James Shapiro’s 1599: A Year in the Life of William Shakespeare originally won the award in 2006, when it was known as the Samuel Johnson prize. He has been honoured again at a ceremony at the National Museum of Scotland, Edinburgh, and will receive £25,000. The chair of judges, the New Statesman’s editor-in-chief Jason Cowley, said it was a “poised and original reimagination of biography”.
In 1599, Shakespeare completed Henry V, wrote Julius Caesar and As You Like It, and produced the first draft of Hamlet. In his book, Shapiro, who is professor of English at Columbia University, looks at how the political and social context of the time influenced the work.
Cowley was joined on the panel by Shahidha Bari and Sarah Churchwell, both authors and academics, and biographer Frances Wilson.

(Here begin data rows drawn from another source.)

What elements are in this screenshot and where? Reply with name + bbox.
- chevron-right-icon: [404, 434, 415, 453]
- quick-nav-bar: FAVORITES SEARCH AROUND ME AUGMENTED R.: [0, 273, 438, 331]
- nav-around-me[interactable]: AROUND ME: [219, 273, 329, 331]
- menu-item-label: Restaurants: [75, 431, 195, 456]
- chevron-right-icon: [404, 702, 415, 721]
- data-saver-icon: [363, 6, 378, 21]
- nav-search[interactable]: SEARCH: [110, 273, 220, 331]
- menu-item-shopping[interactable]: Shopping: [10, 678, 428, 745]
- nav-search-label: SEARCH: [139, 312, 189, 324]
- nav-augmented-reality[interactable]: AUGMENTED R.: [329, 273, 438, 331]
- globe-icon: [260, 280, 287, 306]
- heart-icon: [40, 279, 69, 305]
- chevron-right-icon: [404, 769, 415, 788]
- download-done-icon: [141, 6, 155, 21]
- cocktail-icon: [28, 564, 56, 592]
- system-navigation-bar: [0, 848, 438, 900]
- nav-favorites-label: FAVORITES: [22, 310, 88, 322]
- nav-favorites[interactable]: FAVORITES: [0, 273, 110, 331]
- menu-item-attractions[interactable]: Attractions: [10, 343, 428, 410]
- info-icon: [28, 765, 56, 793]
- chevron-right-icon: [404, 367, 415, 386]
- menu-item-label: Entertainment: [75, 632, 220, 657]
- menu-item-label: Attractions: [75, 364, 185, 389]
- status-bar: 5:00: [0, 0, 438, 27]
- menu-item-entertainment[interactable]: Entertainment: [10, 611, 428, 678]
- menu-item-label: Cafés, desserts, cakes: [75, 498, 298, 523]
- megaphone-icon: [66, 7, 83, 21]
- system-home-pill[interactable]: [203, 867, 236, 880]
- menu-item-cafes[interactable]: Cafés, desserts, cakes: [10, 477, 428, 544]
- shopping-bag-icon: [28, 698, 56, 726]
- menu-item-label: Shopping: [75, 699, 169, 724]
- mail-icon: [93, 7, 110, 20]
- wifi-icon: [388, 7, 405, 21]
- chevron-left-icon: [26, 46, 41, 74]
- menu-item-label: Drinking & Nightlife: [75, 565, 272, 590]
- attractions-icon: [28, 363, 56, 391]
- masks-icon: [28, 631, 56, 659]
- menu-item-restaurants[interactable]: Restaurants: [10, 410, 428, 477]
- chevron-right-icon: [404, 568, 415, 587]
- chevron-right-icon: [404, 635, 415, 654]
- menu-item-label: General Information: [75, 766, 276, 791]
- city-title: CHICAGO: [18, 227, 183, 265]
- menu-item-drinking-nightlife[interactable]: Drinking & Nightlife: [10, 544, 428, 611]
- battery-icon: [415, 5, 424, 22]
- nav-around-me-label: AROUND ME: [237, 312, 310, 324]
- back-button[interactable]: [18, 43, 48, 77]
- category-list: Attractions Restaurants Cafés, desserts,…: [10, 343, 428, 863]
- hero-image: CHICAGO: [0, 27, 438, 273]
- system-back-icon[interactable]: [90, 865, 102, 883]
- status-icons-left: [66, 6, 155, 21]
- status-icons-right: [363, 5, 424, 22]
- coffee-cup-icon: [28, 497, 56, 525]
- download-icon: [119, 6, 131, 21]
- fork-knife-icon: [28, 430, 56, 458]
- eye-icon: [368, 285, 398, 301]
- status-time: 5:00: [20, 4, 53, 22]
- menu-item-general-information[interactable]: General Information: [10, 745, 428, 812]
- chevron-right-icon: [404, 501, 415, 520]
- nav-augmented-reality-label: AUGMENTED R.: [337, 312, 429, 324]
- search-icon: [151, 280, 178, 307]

Churchwell said Shapiro’s book had made her “look at four major plays in totally different ways; that is an extraordinary achievement”.
1599 was chosen from a shortlist of six that also included Craig Brown’s 2020 winner One Two Three Four: The Beatles in Time, Wade Davis’s Into the Silence: The Great War, Mallory and the Conquest of Everest, which won the prize in 2012, Barbara Demick’s Nothing to Envy: Real Lives in North Korea, which won in 2010, 2021 winner Empire of Pain by Patrick Radden Keefe and Margaret MacMillan’s 2002 winner Paris 1919, which was originally published under the name Peacemakers.

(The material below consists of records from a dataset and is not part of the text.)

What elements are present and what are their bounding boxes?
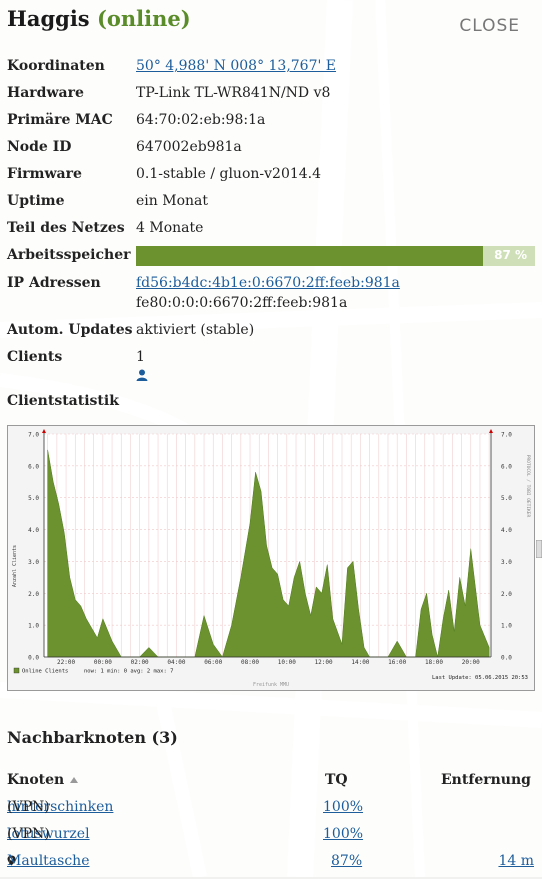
node-info-panel: Haggis (online) CLOSE Koordinaten 50° 4,… [0, 0, 542, 877]
node-name: Haggis [7, 6, 90, 31]
memory-bar: 87 % [136, 246, 535, 266]
hardware-label: Hardware [7, 85, 84, 101]
y-tick-label-right: 1.0 [501, 623, 512, 630]
hardware-value: TP-Link TL-WR841N/ND v8 [136, 85, 331, 101]
autoupdate-label: Autom. Updates [7, 322, 133, 338]
y-axis-right-arrow [489, 429, 493, 433]
y-tick-label: 2.0 [28, 591, 39, 598]
y-tick-label-right: 7.0 [501, 432, 512, 439]
neighbour-link[interactable]: Maultasche [7, 853, 89, 869]
legend-series-name: Online Clients [22, 669, 68, 675]
neighbours-title: Nachbarknoten (3) [7, 728, 178, 747]
y-tick-label: 5.0 [28, 495, 39, 502]
x-tick-label: 14:00 [351, 659, 369, 666]
mac-label: Primäre MAC [7, 112, 113, 128]
chart-footer: Freifunk MMU [253, 682, 289, 688]
y-tick-label: 4.0 [28, 527, 39, 534]
y-tick-label: 1.0 [28, 623, 39, 630]
col-node-header[interactable]: Knoten [7, 772, 79, 788]
y-axis-arrow [42, 429, 46, 433]
ip-address-linklocal: fe80:0:0:0:6670:2ff:feeb:981a [136, 295, 348, 311]
memory-percent: 87 % [494, 248, 527, 262]
x-tick-label: 10:00 [278, 659, 296, 666]
col-tq-header[interactable]: TQ [325, 772, 348, 788]
x-tick-label: 06:00 [204, 659, 222, 666]
node-title: Haggis (online) [7, 6, 191, 31]
x-tick-label: 22:00 [57, 659, 75, 666]
y-tick-label-right: 6.0 [501, 463, 512, 470]
network-value: 4 Monate [136, 220, 204, 236]
y-tick-label-right: 4.0 [501, 527, 512, 534]
chart-canvas: 0.0 0.0 1.0 1.0 2.0 2.0 3.0 3.0 4.0 4.0 5.0 5.0 6.0 6… [12, 429, 531, 688]
chart-scroll-handle[interactable] [536, 540, 542, 558]
firmware-value: 0.1-stable / gluon-v2014.4 [136, 166, 322, 182]
y-axis-title: Anzahl Clients [12, 545, 18, 587]
ip-address-link[interactable]: fd56:b4dc:4b1e:0:6670:2ff:feeb:981a [136, 275, 400, 291]
neighbour-distance[interactable]: 14 m [498, 853, 534, 869]
coords-label: Koordinaten [7, 58, 105, 74]
x-tick-label: 08:00 [241, 659, 259, 666]
y-tick-label: 0.0 [28, 655, 39, 662]
clients-value: 1 [136, 349, 145, 365]
y2-axis-title: PROTOCOL / TOBI OETIKER [525, 455, 531, 518]
mac-value: 64:70:02:eb:98:1a [136, 112, 266, 128]
network-label: Teil des Netzes [7, 220, 125, 236]
y-tick-label-right: 0.0 [501, 655, 512, 662]
firmware-label: Firmware [7, 166, 82, 182]
node-status: (online) [96, 6, 191, 31]
legend-swatch [13, 667, 20, 674]
ip-label: IP Adressen [7, 275, 101, 291]
legend-stats: now: 1 min: 0 avg: 2 max: 7 [84, 669, 173, 675]
y-tick-label: 3.0 [28, 559, 39, 566]
autoupdate-value: aktiviert (stable) [136, 322, 255, 338]
col-node-label: Knoten [7, 772, 65, 788]
neighbour-tq[interactable]: 100% [323, 826, 363, 842]
y-tick-label-right: 5.0 [501, 495, 512, 502]
neighbour-type: (VPN) [7, 826, 50, 842]
last-update-text: Last Update: 05.06.2015 20:53 [432, 675, 528, 681]
user-icon [136, 369, 148, 381]
y-tick-label-right: 3.0 [501, 559, 512, 566]
memory-label: Arbeitsspeicher [7, 247, 131, 263]
nodeid-label: Node ID [7, 139, 72, 155]
x-tick-label: 12:00 [315, 659, 333, 666]
y-tick-label-right: 2.0 [501, 591, 512, 598]
table-row: lotuswurzel (VPN) 100% [7, 826, 537, 852]
table-row: Maultasche 87% 14 m [7, 853, 537, 879]
neighbour-tq[interactable]: 87% [331, 853, 362, 869]
memory-bar-fill [136, 246, 484, 266]
sort-up-icon [70, 777, 79, 783]
x-tick-label: 20:00 [462, 659, 480, 666]
clientstats-label: Clientstatistik [7, 393, 119, 409]
neighbour-tq[interactable]: 100% [323, 799, 363, 815]
nodeid-value: 647002eb981a [136, 139, 242, 155]
clients-label: Clients [7, 349, 63, 365]
coords-link[interactable]: 50° 4,988' N 008° 13,767' E [136, 58, 336, 74]
uptime-label: Uptime [7, 193, 65, 209]
client-statistics-chart: 0.0 0.0 1.0 1.0 2.0 2.0 3.0 3.0 4.0 4.0 5.0 5.0 6.0 6… [7, 425, 535, 691]
table-row: hinterschinken (VPN) 100% [7, 799, 537, 825]
x-tick-label: 16:00 [388, 659, 406, 666]
x-tick-label: 04:00 [167, 659, 185, 666]
y-tick-label: 7.0 [28, 432, 39, 439]
neighbour-type: (VPN) [7, 799, 50, 815]
uptime-value: ein Monat [136, 193, 208, 209]
x-tick-label: 02:00 [131, 659, 149, 666]
x-tick-label: 18:00 [425, 659, 443, 666]
y-tick-label: 6.0 [28, 463, 39, 470]
col-distance-header[interactable]: Entfernung [441, 772, 531, 788]
x-tick-label: 00:00 [94, 659, 112, 666]
close-button[interactable]: CLOSE [459, 16, 520, 36]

The prize has been won by 16 men, including one person of colour, and eight women in its history. This gender balance was reflected in the shortlist for the Winner of Winners. Churchwell said the fact that Shapiro was a white man writing about a white author wasn’t something that the judging panel would hold against it, given that it was “a remarkable book”. But she said the judges did discuss the prize’s historical bias – which reflected the landscape of nonfiction publishing – saying the “vast majority of the [previously winning] books were by white men about western themes and subjects”.

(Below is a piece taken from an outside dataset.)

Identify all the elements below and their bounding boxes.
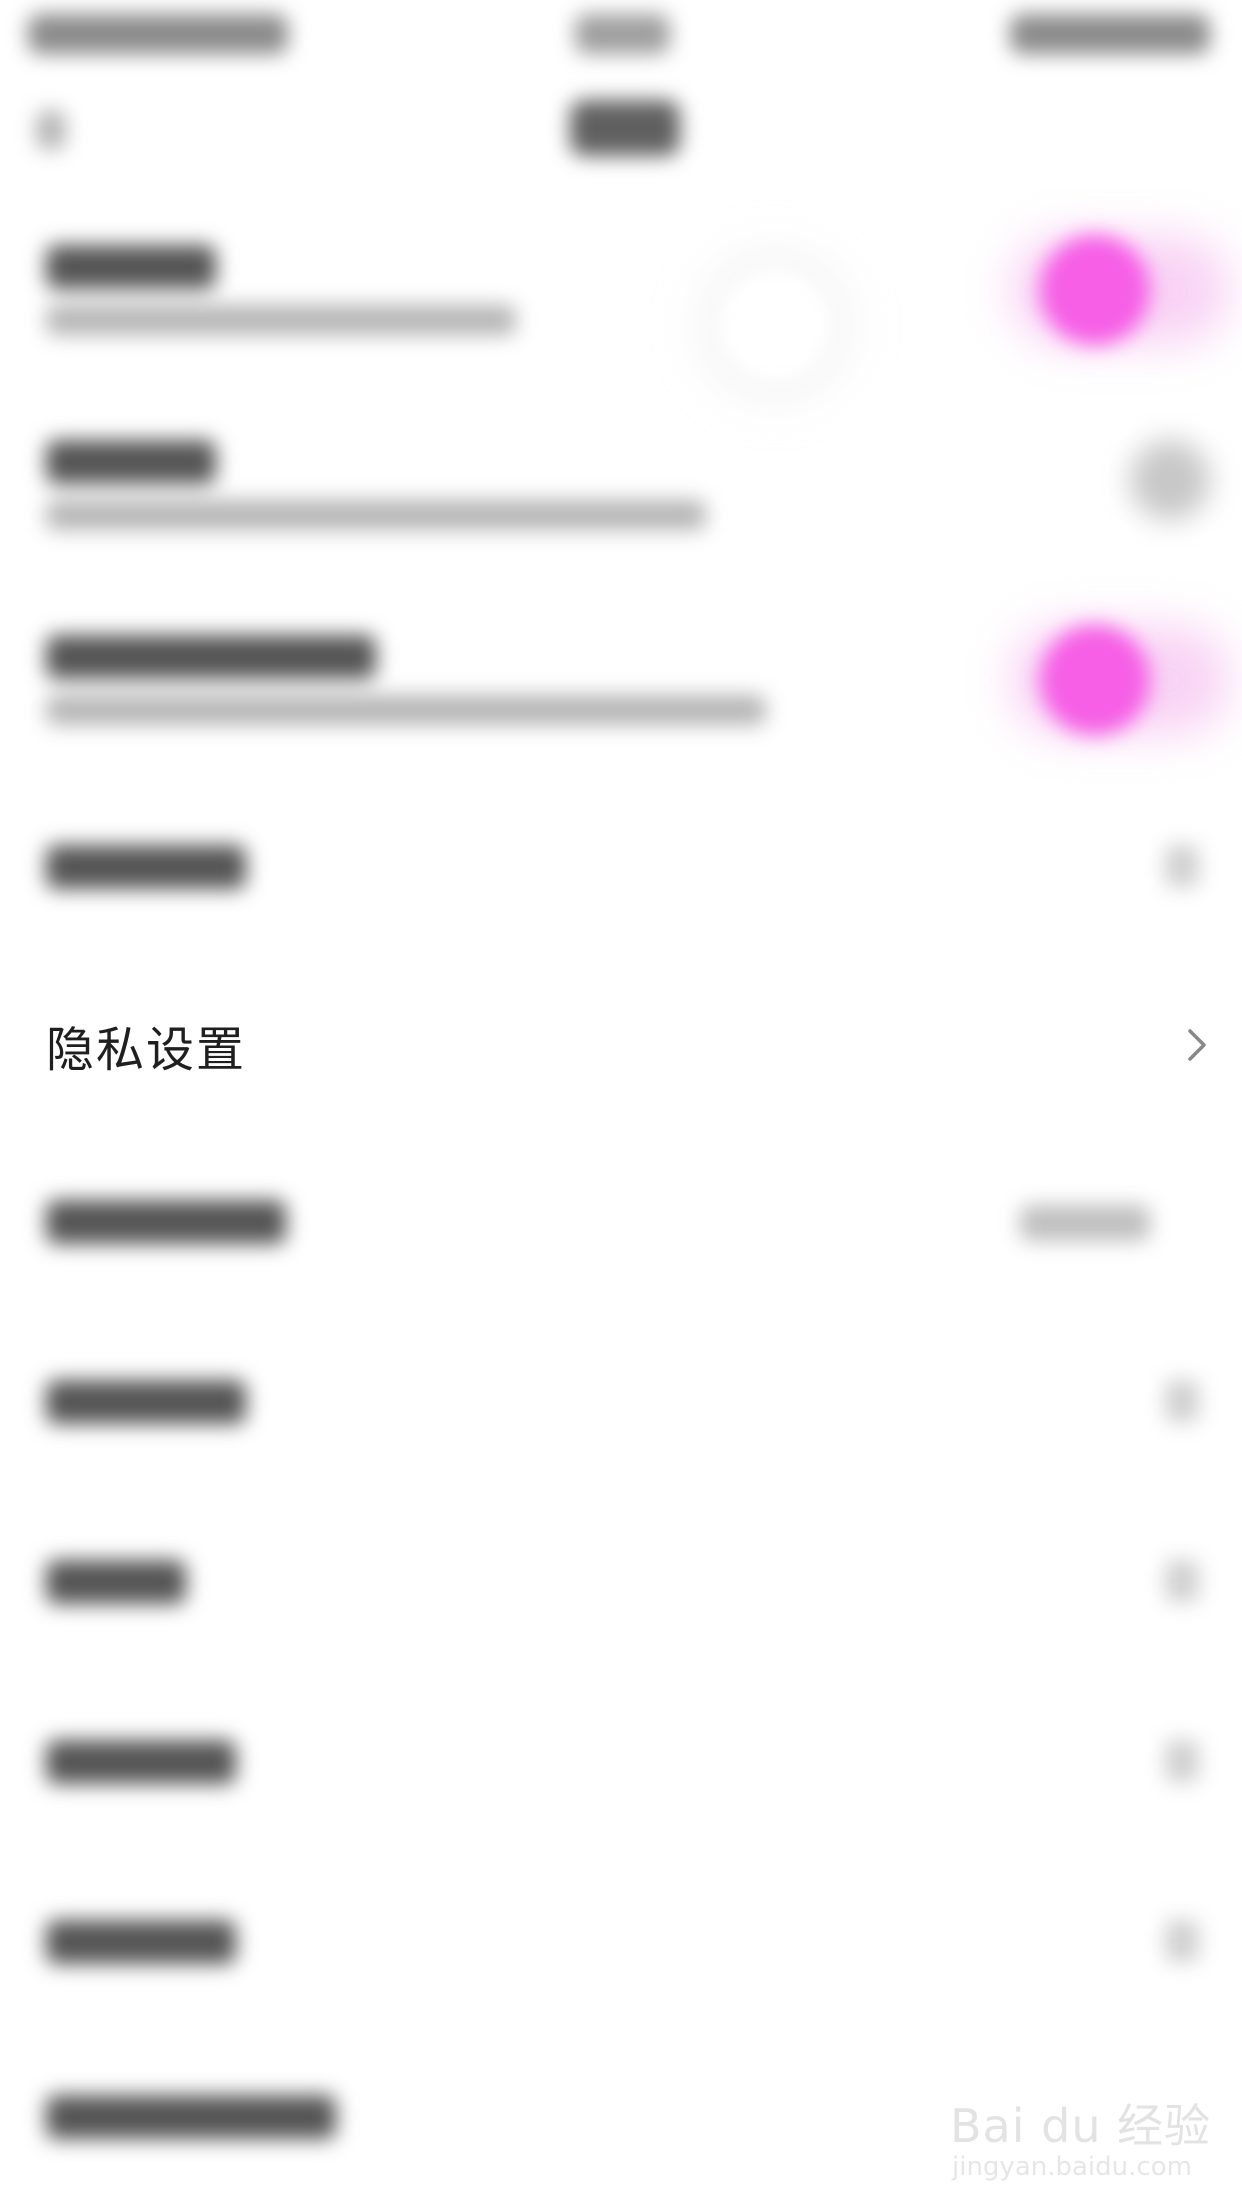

“Over time the prize has been reflecting that changing sense of values and perspectives,” she added. “There have been many more women who have won in recent years; it’s still an overwhelmingly white cohort of winners.”
Churchwell said each book had to be judged on its merits, but added: “We also had to recognise there were structural inequalities, in bookselling, in publishing, over the last 25 years that were being reflected.”
In 2022 the prize was won by author and academic Katherine Rundell for Super-Infinite: The Transformations of John Donne, who was up against four other women and one man on the shortlist.
Earlier this year, the Women’s Prize Trust announced it would be launching a nonfiction award to sit alongside its long-running fiction prize, after research found that female nonfiction writers are less likely to be reviewed or win prizes than their male counterparts.